Any admission that this is possible is also an admission that their encryption and protection is not absolute. That might seem obvious to you and me but how will this effect their business? Keep in mind, corporate America is not interested in protecting you and me, they are interested in protecting their profits above all else.
The fact that some are trying
The fact that some are trying to frame this as a privacy/security issue is beyond ridiculous. It is well known that Apple has the ability to disable certain security features that help protect iOS devices.
Apple isn’t being asked to give the government a backdoor into its devices, they’re being asked to deactivate a feature on the phone of a known terrorist for law enforcement in the investigation of a terrorist act. The government still wouldn’t be able to decrypt other Apple devices unless Apple assisted.
Apple’s stance is nothing more than posturing and they will comply.
” It is well known that Apple
” It is well known that Apple has the ability to disable certain security features that help protect iOS devices.”
Citation needed here. (because I don’t believe you for a second)
1984 is coming
1984 is coming
1st rule of the Cosa Nostra.
1st rule of the Cosa Nostra. due all business face to face no deals are to ever be talked about on a PHONE. this is why i have no stupid fing PHONE.
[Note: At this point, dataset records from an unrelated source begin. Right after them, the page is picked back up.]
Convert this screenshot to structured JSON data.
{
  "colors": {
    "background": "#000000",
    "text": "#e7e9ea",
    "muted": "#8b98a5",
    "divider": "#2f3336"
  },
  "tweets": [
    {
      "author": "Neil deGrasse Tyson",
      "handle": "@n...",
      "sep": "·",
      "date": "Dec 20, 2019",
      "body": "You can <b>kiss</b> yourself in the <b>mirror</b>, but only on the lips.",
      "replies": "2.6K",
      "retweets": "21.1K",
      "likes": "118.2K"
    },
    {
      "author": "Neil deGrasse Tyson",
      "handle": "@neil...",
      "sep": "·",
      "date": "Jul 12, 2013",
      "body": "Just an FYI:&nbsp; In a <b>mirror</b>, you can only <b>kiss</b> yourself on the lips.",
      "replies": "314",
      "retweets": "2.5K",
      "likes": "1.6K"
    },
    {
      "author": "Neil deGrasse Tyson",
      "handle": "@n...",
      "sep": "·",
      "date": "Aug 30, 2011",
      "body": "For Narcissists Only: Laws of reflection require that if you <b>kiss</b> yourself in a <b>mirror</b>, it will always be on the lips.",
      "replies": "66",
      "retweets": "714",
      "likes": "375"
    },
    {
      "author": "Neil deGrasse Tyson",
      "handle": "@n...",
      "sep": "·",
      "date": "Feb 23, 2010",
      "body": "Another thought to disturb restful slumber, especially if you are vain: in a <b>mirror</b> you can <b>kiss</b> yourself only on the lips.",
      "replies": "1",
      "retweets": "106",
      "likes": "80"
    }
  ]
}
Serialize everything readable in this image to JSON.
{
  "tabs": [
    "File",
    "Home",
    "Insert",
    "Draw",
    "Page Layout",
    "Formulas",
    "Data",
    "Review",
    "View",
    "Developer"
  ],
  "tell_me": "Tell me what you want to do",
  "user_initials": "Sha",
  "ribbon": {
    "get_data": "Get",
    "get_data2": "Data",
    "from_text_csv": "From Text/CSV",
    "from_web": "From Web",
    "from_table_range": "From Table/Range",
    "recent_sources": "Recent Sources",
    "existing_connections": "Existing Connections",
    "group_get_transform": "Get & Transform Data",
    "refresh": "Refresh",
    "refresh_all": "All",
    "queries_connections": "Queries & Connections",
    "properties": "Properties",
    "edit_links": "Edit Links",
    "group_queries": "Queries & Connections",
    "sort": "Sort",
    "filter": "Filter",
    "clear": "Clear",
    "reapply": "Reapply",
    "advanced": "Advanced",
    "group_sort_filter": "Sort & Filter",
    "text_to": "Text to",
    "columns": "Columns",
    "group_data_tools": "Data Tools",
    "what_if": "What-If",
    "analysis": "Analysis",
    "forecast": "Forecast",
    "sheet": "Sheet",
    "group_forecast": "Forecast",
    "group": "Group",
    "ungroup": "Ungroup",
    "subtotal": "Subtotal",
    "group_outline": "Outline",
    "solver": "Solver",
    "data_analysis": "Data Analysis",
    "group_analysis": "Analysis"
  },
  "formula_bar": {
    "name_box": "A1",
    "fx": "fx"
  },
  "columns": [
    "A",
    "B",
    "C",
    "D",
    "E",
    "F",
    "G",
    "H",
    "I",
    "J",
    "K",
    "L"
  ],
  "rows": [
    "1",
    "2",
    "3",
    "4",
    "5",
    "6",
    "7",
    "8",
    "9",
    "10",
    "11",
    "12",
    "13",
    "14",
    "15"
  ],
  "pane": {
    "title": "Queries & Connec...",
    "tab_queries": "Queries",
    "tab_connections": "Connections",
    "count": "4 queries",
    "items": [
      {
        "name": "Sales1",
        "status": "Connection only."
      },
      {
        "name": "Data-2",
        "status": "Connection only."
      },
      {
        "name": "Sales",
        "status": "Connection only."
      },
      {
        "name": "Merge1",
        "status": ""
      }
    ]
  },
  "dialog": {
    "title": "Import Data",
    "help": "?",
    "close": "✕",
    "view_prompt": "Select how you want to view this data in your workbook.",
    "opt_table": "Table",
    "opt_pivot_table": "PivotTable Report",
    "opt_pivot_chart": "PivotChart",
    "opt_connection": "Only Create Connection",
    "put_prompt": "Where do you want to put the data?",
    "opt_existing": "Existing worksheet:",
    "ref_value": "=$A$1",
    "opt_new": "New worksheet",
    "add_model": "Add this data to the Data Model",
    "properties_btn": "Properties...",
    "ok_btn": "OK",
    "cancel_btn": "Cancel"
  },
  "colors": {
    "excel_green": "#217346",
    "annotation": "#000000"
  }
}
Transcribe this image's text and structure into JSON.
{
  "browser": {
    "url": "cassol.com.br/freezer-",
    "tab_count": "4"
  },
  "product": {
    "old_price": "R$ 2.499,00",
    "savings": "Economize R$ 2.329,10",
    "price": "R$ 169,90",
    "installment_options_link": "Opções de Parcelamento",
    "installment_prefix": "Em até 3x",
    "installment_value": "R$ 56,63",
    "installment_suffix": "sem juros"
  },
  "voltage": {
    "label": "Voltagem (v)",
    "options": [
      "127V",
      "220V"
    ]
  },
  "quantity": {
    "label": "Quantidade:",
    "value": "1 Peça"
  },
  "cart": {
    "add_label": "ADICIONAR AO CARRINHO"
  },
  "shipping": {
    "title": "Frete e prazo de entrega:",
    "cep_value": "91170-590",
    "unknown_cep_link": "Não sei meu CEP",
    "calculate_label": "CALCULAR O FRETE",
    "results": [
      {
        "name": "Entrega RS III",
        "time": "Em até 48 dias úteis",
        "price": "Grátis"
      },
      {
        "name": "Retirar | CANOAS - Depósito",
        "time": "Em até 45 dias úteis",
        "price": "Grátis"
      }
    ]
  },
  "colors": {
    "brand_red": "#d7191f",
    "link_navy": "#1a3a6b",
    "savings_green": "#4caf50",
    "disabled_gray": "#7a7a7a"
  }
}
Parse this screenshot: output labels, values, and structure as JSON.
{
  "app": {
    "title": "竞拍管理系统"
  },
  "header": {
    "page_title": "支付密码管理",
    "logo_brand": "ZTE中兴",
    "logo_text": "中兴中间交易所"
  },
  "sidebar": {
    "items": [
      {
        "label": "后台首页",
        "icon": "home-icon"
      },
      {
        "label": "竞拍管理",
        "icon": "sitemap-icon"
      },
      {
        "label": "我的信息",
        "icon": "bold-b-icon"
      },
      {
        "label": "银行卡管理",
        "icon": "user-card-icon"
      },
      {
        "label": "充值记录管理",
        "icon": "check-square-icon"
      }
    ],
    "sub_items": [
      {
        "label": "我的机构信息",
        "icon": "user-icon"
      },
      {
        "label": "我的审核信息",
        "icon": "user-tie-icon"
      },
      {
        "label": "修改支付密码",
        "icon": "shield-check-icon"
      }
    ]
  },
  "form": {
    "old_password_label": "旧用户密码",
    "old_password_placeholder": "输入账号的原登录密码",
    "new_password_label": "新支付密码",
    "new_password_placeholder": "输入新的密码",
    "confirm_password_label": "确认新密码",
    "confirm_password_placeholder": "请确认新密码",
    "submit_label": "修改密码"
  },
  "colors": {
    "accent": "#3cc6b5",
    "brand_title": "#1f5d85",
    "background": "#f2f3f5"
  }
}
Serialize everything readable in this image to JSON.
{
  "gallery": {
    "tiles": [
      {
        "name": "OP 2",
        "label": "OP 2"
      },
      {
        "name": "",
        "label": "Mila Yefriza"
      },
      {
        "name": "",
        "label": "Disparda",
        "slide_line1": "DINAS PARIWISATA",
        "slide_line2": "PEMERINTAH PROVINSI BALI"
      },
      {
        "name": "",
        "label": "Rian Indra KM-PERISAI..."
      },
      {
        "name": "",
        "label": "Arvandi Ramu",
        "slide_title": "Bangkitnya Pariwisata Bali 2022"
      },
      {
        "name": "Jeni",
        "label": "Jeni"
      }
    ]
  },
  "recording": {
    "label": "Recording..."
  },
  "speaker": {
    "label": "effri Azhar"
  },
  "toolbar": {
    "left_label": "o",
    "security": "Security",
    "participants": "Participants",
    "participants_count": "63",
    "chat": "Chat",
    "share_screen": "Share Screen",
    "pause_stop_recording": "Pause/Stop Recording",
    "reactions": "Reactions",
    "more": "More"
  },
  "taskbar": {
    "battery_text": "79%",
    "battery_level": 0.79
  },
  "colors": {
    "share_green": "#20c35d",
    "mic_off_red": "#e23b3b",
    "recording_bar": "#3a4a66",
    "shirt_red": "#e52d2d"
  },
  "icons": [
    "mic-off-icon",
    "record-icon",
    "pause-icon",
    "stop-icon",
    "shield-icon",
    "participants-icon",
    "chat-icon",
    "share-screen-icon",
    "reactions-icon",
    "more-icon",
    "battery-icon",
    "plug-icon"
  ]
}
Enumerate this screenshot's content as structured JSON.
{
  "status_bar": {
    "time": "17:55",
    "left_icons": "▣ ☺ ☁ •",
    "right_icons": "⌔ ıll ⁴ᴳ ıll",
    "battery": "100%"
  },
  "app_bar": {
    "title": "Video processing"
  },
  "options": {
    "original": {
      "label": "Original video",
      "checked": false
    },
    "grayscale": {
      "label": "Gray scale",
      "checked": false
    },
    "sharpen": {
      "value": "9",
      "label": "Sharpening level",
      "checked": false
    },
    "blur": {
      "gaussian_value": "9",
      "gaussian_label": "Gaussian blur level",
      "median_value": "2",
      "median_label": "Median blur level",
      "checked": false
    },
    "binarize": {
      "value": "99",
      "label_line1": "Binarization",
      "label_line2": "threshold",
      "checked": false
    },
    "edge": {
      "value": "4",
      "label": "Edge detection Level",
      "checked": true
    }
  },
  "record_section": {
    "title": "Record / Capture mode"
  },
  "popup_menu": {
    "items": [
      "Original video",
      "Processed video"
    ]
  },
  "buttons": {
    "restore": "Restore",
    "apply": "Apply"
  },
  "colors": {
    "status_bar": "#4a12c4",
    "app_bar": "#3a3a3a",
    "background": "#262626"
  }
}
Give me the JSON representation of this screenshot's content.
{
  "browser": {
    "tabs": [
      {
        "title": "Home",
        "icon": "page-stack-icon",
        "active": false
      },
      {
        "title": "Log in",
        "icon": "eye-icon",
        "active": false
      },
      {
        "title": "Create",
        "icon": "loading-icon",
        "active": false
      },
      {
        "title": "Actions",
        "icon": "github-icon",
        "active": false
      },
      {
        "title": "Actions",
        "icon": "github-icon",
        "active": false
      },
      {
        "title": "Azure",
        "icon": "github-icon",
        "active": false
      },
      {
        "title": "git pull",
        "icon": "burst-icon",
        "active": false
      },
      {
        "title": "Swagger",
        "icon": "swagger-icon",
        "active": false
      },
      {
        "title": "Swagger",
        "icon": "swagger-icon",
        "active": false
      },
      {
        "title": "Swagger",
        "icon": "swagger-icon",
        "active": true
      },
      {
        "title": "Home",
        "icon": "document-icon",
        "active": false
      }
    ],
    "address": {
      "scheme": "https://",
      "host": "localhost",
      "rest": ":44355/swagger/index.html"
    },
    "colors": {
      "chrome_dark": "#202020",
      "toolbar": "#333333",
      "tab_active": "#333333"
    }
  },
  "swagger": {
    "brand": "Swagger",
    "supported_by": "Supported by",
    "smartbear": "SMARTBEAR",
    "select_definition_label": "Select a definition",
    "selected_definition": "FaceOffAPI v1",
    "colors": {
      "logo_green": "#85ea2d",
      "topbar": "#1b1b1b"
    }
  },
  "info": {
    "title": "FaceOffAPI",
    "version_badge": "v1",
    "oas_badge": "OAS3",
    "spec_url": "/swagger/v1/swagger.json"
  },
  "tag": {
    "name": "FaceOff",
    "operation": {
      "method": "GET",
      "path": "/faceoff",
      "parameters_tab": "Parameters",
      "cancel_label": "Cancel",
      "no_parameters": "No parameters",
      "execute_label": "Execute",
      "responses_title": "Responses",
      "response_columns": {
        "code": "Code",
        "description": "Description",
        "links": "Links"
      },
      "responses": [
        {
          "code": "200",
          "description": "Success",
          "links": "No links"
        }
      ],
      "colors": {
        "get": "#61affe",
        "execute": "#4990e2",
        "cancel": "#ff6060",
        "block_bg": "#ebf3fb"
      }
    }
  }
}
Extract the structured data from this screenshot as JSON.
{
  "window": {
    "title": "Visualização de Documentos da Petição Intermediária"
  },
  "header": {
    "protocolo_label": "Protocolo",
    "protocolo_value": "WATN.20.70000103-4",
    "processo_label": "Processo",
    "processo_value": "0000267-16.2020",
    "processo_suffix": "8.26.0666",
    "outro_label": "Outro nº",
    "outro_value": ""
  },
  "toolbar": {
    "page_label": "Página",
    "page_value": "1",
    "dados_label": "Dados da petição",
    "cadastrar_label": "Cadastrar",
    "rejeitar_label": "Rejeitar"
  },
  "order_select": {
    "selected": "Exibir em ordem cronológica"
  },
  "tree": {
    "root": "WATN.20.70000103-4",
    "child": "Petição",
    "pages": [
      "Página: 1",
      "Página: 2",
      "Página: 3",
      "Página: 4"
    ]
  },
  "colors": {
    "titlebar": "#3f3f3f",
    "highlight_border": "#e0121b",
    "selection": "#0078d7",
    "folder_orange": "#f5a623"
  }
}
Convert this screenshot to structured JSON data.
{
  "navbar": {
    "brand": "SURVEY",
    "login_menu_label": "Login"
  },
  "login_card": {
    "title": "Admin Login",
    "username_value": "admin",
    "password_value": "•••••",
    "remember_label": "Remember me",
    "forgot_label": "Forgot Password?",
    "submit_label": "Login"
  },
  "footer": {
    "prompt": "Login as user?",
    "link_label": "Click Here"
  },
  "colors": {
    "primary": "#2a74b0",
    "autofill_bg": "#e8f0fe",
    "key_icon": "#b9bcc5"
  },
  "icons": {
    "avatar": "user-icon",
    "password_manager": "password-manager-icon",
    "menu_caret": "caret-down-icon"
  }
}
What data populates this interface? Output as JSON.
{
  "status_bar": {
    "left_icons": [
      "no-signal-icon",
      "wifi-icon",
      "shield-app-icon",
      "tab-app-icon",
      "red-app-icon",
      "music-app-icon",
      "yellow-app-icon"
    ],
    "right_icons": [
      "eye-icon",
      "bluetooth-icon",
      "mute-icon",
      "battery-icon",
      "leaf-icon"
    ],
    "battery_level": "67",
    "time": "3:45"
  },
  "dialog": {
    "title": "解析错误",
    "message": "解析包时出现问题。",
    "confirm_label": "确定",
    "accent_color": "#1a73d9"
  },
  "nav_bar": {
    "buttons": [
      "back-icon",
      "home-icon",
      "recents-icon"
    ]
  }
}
Let me be clear: I don’t like
Let me be clear: I don’t like Apple. I own one Apple product (the original iPod Touch) and I only own it because it was free. I dislike their software, but more so I dislike their business practices.
Apple stifles competition, mistreat their own suppliers, shift their profits offshore to reduce their taxes, all at the expense of customers who happily pay 50% premium so they can be part of the “in” crowd. And Apple’s legal team is vicious, ruthless and one of the most dangerous and scariest forces in America, much less the tech industry.
Still, I support Apple’s decision 100%. I realize the authorities want to do the right thing, but the government has proven it can’t be trusted. I’m not willing to sacrifice my freedom. I have nothing to hide, but that doesn’t mean I want my government (or anyone) to have access to everything I do.
Those who would give up essential Liberty, to purchase a little temporary Safety, deserve neither Liberty nor Safety.
-Benjamin Franklin
If potential evidence was
If potential evidence was locked inside of a safe (or your house or anywhere else) and there was a court order to open it could you or a company refuse? I don’t really understand, whether right or wrong, why this is any different.
There’s nothing new about
There’s nothing new about opening a safe to which you have a combination. The legal rules about that have long since been settled.
What’s new here is a situation where the combination to the “safe” is not known to any living party. The government is ordering a technology company to use its software development skills to create a new piece of safe cracking technology, something that had not formerly existed in the world.
Ordering a company to create a new technology or process is a much different deal and is not at all settled law. Since the case may end up partially settling it, that’s why it’s getting so much attention.
There in lies the rub….
There in lies the rub…. They don’t want access to one “safe”, they want a modified version of iOS to be able to open everyone’s “safe” at the same time. Can we say illegal search and seizure?
Everyone who uses four- or
Everyone who uses four- or six-digit pins, at least. If you use strong, alphanumeric passcodes, then you will be immune to this by Statistics (unless they demand more).
What if theres a chance to
What if theres a chance to prevent a dirty bomb going off by unlocking that phone? Jihadists everywhere must be applauding Apple’s decision. As far as I’m concerned someone will eventually figure out how to hack that phone anyhow. Until then its a philosphical debate what to do.
All this talk about
All this talk about precedence is very good. I expect that we do the same for all topics this coming election.